The troubling part is that the police narrative has been largely bought unquestioningly. Not too many people seem to be bothered that the reconstruction of crime scene was sought to be done at 3 AM, that a police force could not contain four casual labourers who have had no previous history of crime, that even if one of them had grabbed a gun, it is unlikely that he would have known how to use it, that if two tried to escape why were all four shot at, why weren’t the escapees shot at below the knees, why couldn’t the police use a camera, as is becoming a practice nowadays, to shoot the reconstruction of crime scene. But collective bloodlust seems to be blind to these questions. It doesn’t help the police case that VC Sajjanar orchestrated a similar extra-judicial murder in 2008 using the same modus operandi that resulted in the death of three suspects. 


This extra-judicial murders and their celebration have far-reaching consequences. In the immediacy of this present case itself, rather than justice being done, these murders have subverted the same because we are never going to know what exactly happened on the night of 6th November, for all the people who had the knowledge have been eliminated. Moving beyond the present case, feting this murder is a public sanction for non judicial state murders. Rape is just one peg in the entire gamut of civil liberties. People can be bumped off for mere suspicion in other offences as well as long as public bloodlust can be kept alive. 

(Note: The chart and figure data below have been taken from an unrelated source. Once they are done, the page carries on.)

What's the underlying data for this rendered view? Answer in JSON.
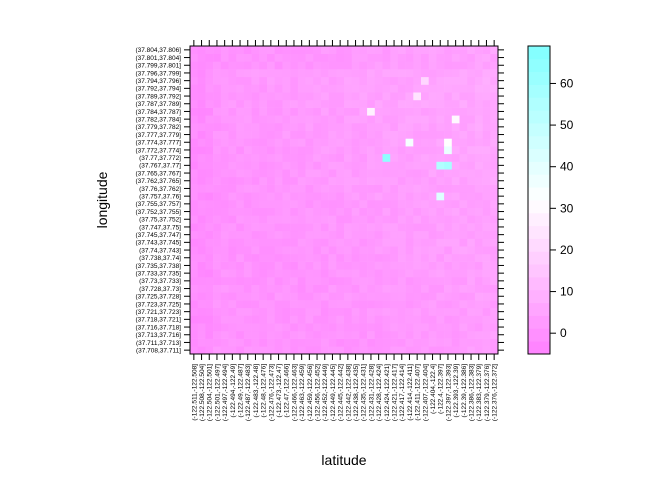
{
  "chart_data": {
    "type": "heatmap",
    "title": "",
    "xlabel": "latitude",
    "ylabel": "longitude",
    "x_categories": [
      "(-122.511,-122.508]",
      "(-122.508,-122.504]",
      "(-122.504,-122.501]",
      "(-122.501,-122.497]",
      "(-122.497,-122.494]",
      "(-122.494,-122.49]",
      "(-122.49,-122.487]",
      "(-122.487,-122.483]",
      "(-122.483,-122.48]",
      "(-122.48,-122.476]",
      "(-122.476,-122.473]",
      "(-122.473,-122.47]",
      "(-122.47,-122.466]",
      "(-122.466,-122.463]",
      "(-122.463,-122.459]",
      "(-122.459,-122.456]",
      "(-122.456,-122.452]",
      "(-122.452,-122.449]",
      "(-122.449,-122.445]",
      "(-122.445,-122.442]",
      "(-122.442,-122.438]",
      "(-122.438,-122.435]",
      "(-122.435,-122.431]",
      "(-122.431,-122.428]",
      "(-122.428,-122.424]",
      "(-122.424,-122.421]",
      "(-122.421,-122.417]",
      "(-122.417,-122.414]",
      "(-122.414,-122.411]",
      "(-122.411,-122.407]",
      "(-122.407,-122.404]",
      "(-122.404,-122.4]",
      "(-122.4,-122.397]",
      "(-122.397,-122.393]",
      "(-122.393,-122.39]",
      "(-122.39,-122.386]",
      "(-122.386,-122.383]",
      "(-122.383,-122.379]",
      "(-122.379,-122.376]",
      "(-122.376,-122.372]"
    ],
    "y_categories": [
      "(37.708,37.711]",
      "(37.711,37.713]",
      "(37.713,37.716]",
      "(37.716,37.718]",
      "(37.718,37.721]",
      "(37.721,37.723]",
      "(37.723,37.725]",
      "(37.725,37.728]",
      "(37.728,37.73]",
      "(37.73,37.733]",
      "(37.733,37.735]",
      "(37.735,37.738]",
      "(37.738,37.74]",
      "(37.74,37.743]",
      "(37.743,37.745]",
      "(37.745,37.747]",
      "(37.747,37.75]",
      "(37.75,37.752]",
      "(37.752,37.755]",
      "(37.755,37.757]",
      "(37.757,37.76]",
      "(37.76,37.762]",
      "(37.762,37.765]",
      "(37.765,37.767]",
      "(37.767,37.77]",
      "(37.77,37.772]",
      "(37.772,37.774]",
      "(37.774,37.777]",
      "(37.777,37.779]",
      "(37.779,37.782]",
      "(37.782,37.784]",
      "(37.784,37.787]",
      "(37.787,37.789]",
      "(37.789,37.792]",
      "(37.792,37.794]",
      "(37.794,37.796]",
      "(37.796,37.799]",
      "(37.799,37.801]",
      "(37.801,37.804]",
      "(37.804,37.806]"
    ],
    "hotspots": [
      {
        "x": 25,
        "y": 25,
        "value": 65
      },
      {
        "x": 32,
        "y": 24,
        "value": 55
      },
      {
        "x": 33,
        "y": 24,
        "value": 58
      },
      {
        "x": 32,
        "y": 20,
        "value": 42
      },
      {
        "x": 33,
        "y": 26,
        "value": 38
      },
      {
        "x": 28,
        "y": 27,
        "value": 35
      },
      {
        "x": 33,
        "y": 27,
        "value": 32
      },
      {
        "x": 34,
        "y": 30,
        "value": 30
      },
      {
        "x": 23,
        "y": 31,
        "value": 28
      },
      {
        "x": 29,
        "y": 33,
        "value": 24
      },
      {
        "x": 30,
        "y": 35,
        "value": 20
      }
    ],
    "colorbar": {
      "ticks": [
        0,
        10,
        20,
        30,
        40,
        50,
        60
      ],
      "range": [
        -5,
        69
      ],
      "colors": {
        "low": "#ff80ff",
        "mid": "#ffffff",
        "high": "#80ffff"
      }
    },
    "grid": false
  }
}
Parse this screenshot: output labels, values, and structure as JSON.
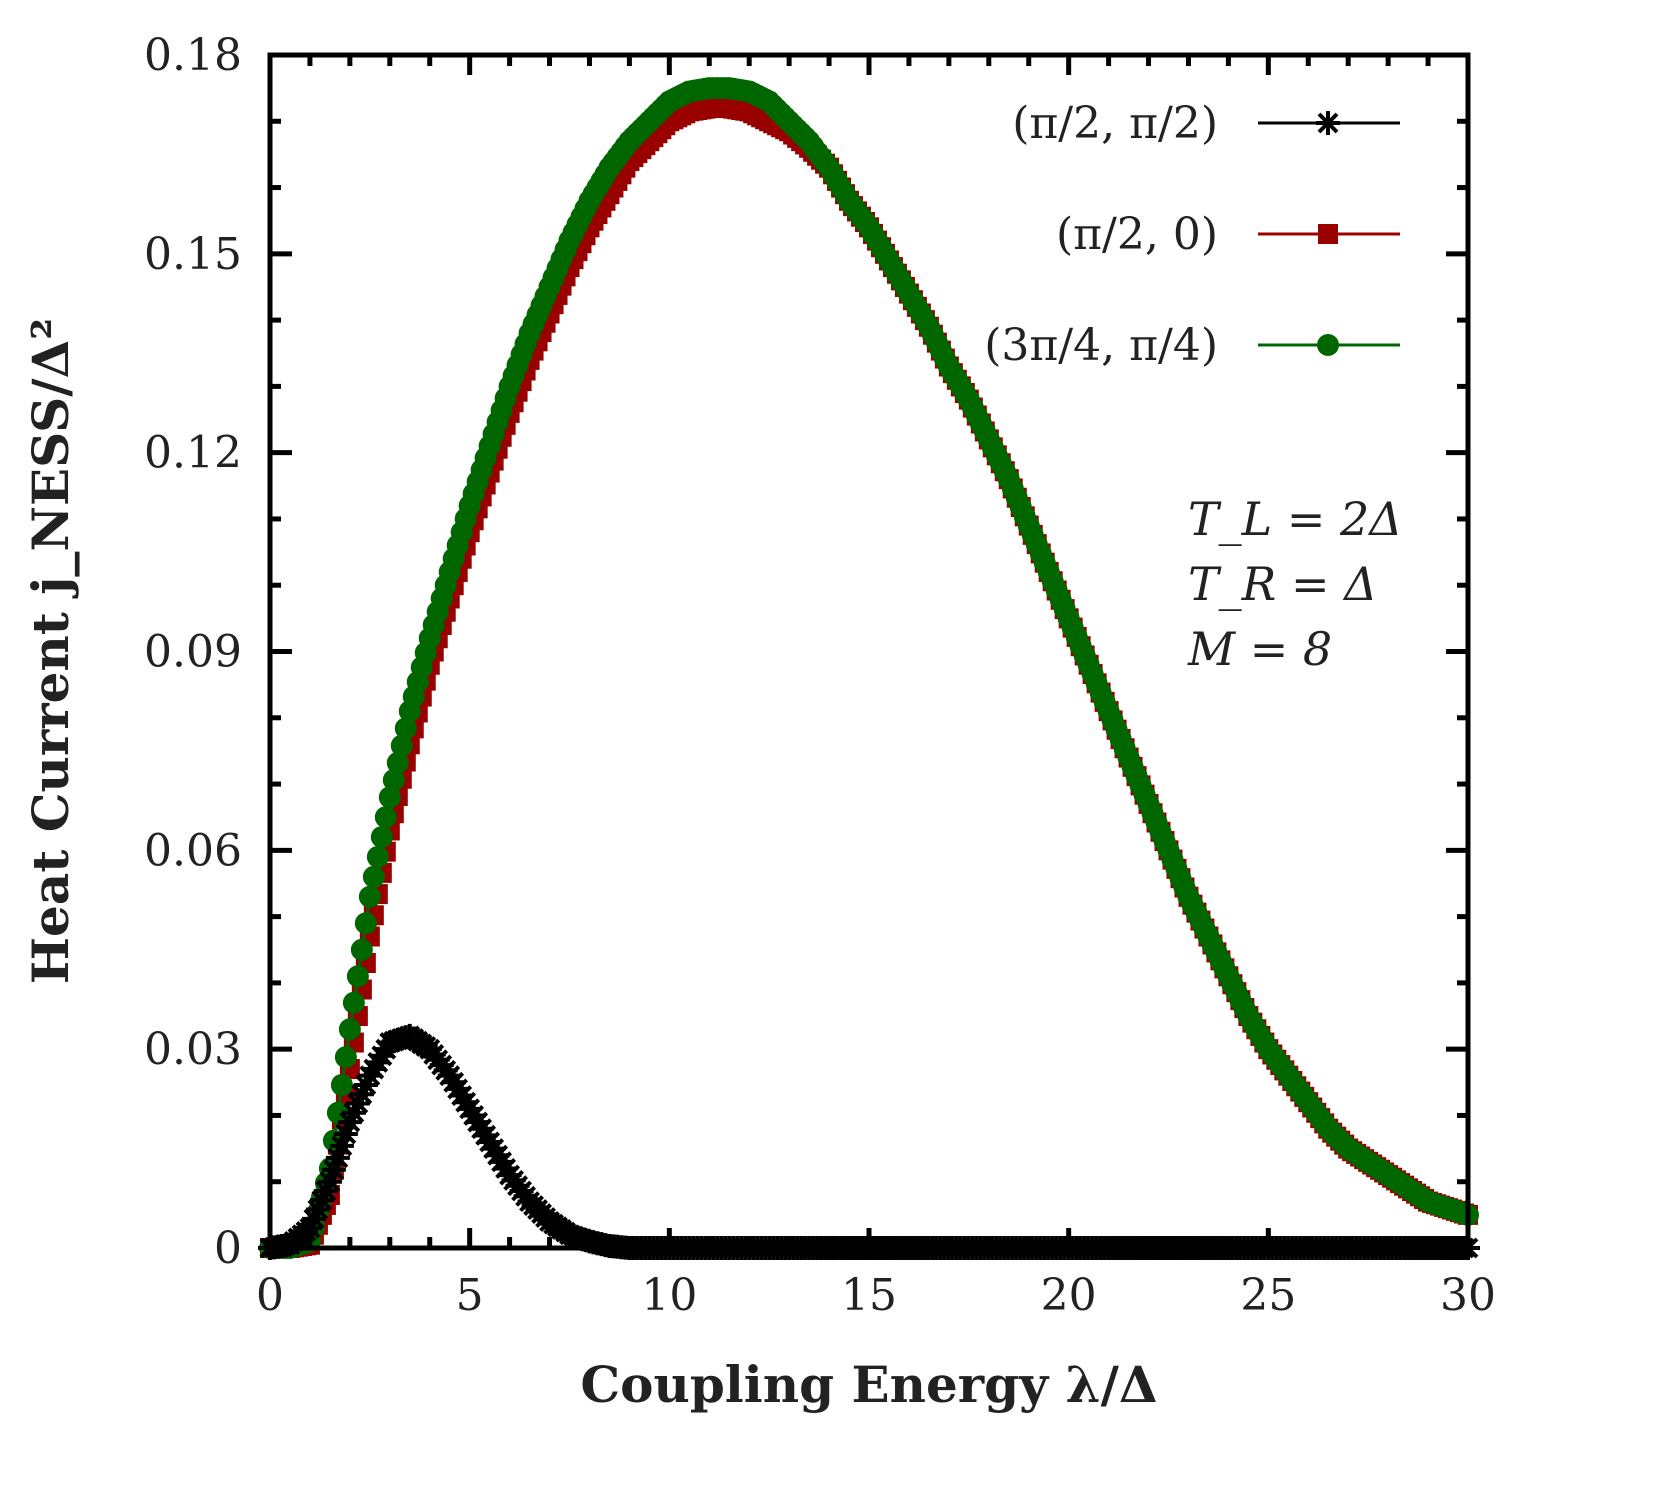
{
  "chart_data": {
    "type": "line",
    "xlabel": "Coupling Energy λ/Δ",
    "ylabel": "Heat Current j_NESS/Δ²",
    "xlim": [
      0,
      30
    ],
    "ylim": [
      0,
      0.18
    ],
    "xticks": [
      "0",
      "5",
      "10",
      "15",
      "20",
      "25",
      "30"
    ],
    "yticks": [
      "0",
      "0.03",
      "0.06",
      "0.09",
      "0.12",
      "0.15",
      "0.18"
    ],
    "grid": false,
    "legend_position": "top-right",
    "annotations": [
      "T_L = 2Δ",
      "T_R = Δ",
      "M = 8"
    ],
    "x": [
      0,
      0.5,
      1,
      1.5,
      2,
      2.5,
      3,
      3.5,
      4,
      4.5,
      5,
      5.5,
      6,
      6.5,
      7,
      7.5,
      8,
      8.5,
      9,
      9.5,
      10,
      10.5,
      11,
      11.5,
      12,
      12.5,
      13,
      13.5,
      14,
      14.5,
      15,
      15.5,
      16,
      16.5,
      17,
      17.5,
      18,
      18.5,
      19,
      19.5,
      20,
      20.5,
      21,
      21.5,
      22,
      22.5,
      23,
      23.5,
      24,
      24.5,
      25,
      25.5,
      26,
      26.5,
      27,
      27.5,
      28,
      28.5,
      29,
      29.5,
      30
    ],
    "series": [
      {
        "name": "(π/2, π/2)",
        "color": "#000000",
        "marker": "asterisk",
        "values": [
          0,
          0.0005,
          0.003,
          0.01,
          0.019,
          0.026,
          0.031,
          0.032,
          0.03,
          0.026,
          0.021,
          0.016,
          0.011,
          0.007,
          0.004,
          0.002,
          0.001,
          0.0003,
          0,
          0,
          0,
          0,
          0,
          0,
          0,
          0,
          0,
          0,
          0,
          0,
          0,
          0,
          0,
          0,
          0,
          0,
          0,
          0,
          0,
          0,
          0,
          0,
          0,
          0,
          0,
          0,
          0,
          0,
          0,
          0,
          0,
          0,
          0,
          0,
          0,
          0,
          0,
          0,
          0,
          0,
          0
        ]
      },
      {
        "name": "(π/2, 0)",
        "color": "#990000",
        "marker": "square",
        "values": [
          0,
          0,
          0.0005,
          0.008,
          0.027,
          0.047,
          0.063,
          0.076,
          0.088,
          0.098,
          0.108,
          0.117,
          0.126,
          0.134,
          0.141,
          0.148,
          0.154,
          0.159,
          0.164,
          0.167,
          0.17,
          0.1715,
          0.172,
          0.172,
          0.1715,
          0.17,
          0.1685,
          0.166,
          0.163,
          0.158,
          0.154,
          0.149,
          0.144,
          0.139,
          0.133,
          0.128,
          0.122,
          0.116,
          0.109,
          0.102,
          0.095,
          0.088,
          0.081,
          0.074,
          0.067,
          0.06,
          0.053,
          0.047,
          0.041,
          0.035,
          0.03,
          0.026,
          0.022,
          0.018,
          0.015,
          0.013,
          0.011,
          0.009,
          0.007,
          0.006,
          0.005
        ]
      },
      {
        "name": "(3π/4, π/4)",
        "color": "#006600",
        "marker": "circle",
        "values": [
          0,
          0,
          0.001,
          0.012,
          0.033,
          0.053,
          0.068,
          0.081,
          0.092,
          0.102,
          0.112,
          0.121,
          0.13,
          0.138,
          0.145,
          0.152,
          0.158,
          0.163,
          0.167,
          0.17,
          0.173,
          0.1745,
          0.175,
          0.175,
          0.1745,
          0.173,
          0.17,
          0.167,
          0.163,
          0.158,
          0.154,
          0.149,
          0.144,
          0.139,
          0.133,
          0.128,
          0.122,
          0.116,
          0.109,
          0.102,
          0.095,
          0.088,
          0.081,
          0.074,
          0.067,
          0.06,
          0.053,
          0.047,
          0.041,
          0.035,
          0.03,
          0.026,
          0.022,
          0.018,
          0.015,
          0.013,
          0.011,
          0.009,
          0.007,
          0.006,
          0.005
        ]
      }
    ]
  }
}
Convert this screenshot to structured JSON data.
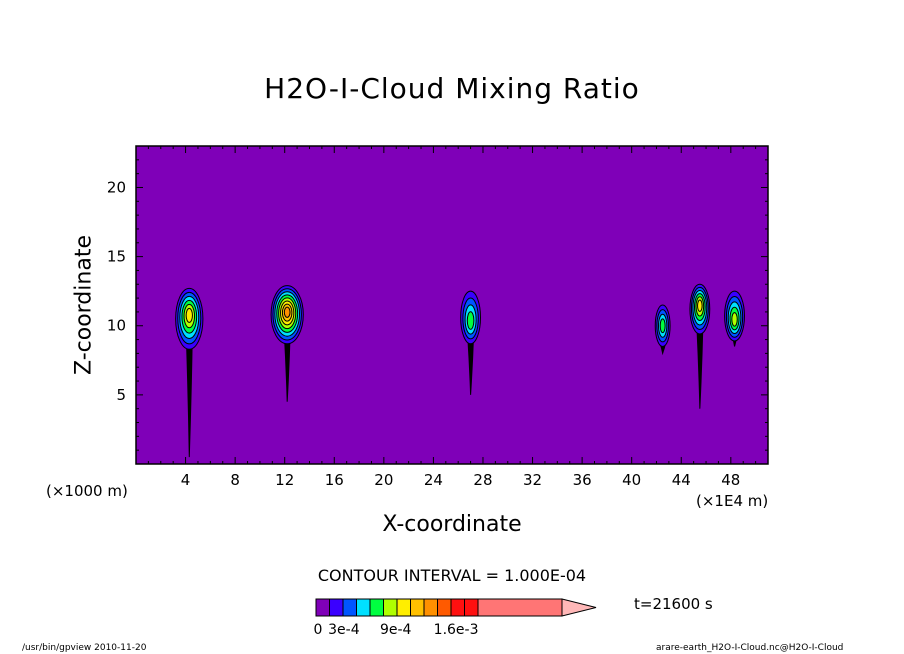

It is going to affect rape and sexual violence jurisprudence adversely as well because this doesn’t address the basic reason for rape – patriarchal attitude and propitiation of women, especially in a society which responds to rape based on the social location of the rapist and the victim, where a Chief Justice got away without the stringent investigation that the court he headed itself had recommended in a case of sexual misdemeanour and almost an entire bar association came out to protest the prosecution of the accused in a case where a child was gang-raped and murdered. On one hand rape conquests are going to up their ante, and become more violent as it would be dangerous to let the victims survive, while on the other, the most prevalent forms of rape – hegemonic – in a fiduciary and caste sense – will largely remain unreported and when reported will continue to elicit no social response.


In the meantime, there has been a conscious attempt to pit right to life and due process against the right of the victim. Such arguments are not only egregious and against the basic spirit of human rights jurisprudence where one right cannot be privileged against another, but it is also mischievous. In fact, the only way that the victim in this case or any other case can get justice is when due process is followed and guilt is established – otherwise doubts regarding guilt would continue to linger.


It is my opinion that a jurisprudential construct has to be evolved to describe rape (of all genders) keeping in mind that rape isn’t just a sexual offence and is a tool to reinforce identity hegemony - Viz. class, caste, race, ethnicity etc., to terrorise people, a weapon of war, to subjugate people in fiduciary relationships and so on. This has to be done while asserting the bodily integrity of women, their sexuality and desires. To limit the understanding of rape to the sexual gratification of patriarchal men alone is to limit the approach to eradicating it!